We developed scPhase, a deep learning framework using attention-based multiple instance learning (AMIL). It treats each patient sample as a bag of single cells, learning a comprehensive representation from their gene expression profiles. By incorporating a Mixture-of-Experts (MoE) aggregation layer, it predicts clinical phenotypes that generalize across patient cohorts. Furthermore, it includes an interpretability framework that uses cellular attention and gene attribution scores to pinpoint the key cell profiles that drive its predictions.

Results

We evaluated scPhase across diverse single-cell disease atlases, covering COVID-19 infection, aging, neurodegeneration, and oncology, using single-cell data from peripheral blood mononuclear cells (PBMCs), brain, and tumor tissues. The model consistently outperforms baselines in classifying diverse clinical phenotypes, achieving area under the curve (AUC) scores of 0.895 for COVID-19, 0.840 for Alzheimer’s disease, and 0.951 and 0.962 for lung and colorectal cancers.
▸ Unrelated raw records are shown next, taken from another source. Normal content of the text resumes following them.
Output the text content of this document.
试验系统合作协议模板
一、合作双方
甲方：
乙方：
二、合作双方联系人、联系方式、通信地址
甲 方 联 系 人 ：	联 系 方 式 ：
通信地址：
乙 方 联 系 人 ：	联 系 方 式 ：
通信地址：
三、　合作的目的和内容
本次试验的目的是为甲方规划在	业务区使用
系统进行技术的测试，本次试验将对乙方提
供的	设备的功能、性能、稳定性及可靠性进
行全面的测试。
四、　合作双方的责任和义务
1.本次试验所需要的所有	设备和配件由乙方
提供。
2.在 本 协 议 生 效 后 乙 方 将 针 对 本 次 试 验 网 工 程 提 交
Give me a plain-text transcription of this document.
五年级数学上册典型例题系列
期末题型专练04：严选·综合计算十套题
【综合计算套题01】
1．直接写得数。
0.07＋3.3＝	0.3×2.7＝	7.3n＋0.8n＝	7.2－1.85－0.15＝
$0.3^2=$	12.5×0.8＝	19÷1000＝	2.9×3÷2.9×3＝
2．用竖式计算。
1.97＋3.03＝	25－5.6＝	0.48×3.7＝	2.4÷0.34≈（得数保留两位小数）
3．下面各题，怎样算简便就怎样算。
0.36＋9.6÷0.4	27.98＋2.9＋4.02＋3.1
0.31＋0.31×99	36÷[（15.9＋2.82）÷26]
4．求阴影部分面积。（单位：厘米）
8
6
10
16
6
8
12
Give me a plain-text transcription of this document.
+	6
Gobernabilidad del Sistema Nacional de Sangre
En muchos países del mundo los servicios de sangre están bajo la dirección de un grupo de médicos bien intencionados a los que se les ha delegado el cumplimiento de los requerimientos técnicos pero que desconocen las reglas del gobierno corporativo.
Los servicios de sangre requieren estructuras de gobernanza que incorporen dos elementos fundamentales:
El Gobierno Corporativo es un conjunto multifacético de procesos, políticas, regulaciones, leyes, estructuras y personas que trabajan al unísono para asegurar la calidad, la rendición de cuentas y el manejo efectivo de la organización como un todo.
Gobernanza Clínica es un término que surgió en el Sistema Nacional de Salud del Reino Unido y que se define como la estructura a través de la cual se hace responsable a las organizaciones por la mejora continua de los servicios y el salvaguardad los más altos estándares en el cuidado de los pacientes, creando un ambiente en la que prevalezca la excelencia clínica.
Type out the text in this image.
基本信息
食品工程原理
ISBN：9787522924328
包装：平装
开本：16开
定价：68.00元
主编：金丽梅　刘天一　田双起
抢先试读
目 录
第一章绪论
It shows robust performance in age regression with a Pearson correlation coefficient (PCC) of 0.87. The model’s interpretability framework effectively pinpointed clinically relevant cell populations, enhancing its utility in identifying disease-specific cellular signatures.

Conclusions

scPhase offers an interpretable supervised learning framework for single-cell data, accurately predicting sample-level clinical phenotypes while uncovering key biological mechanisms. Furthermore, it can be readily adapted for broader atlas-level clinical phenotype analyses.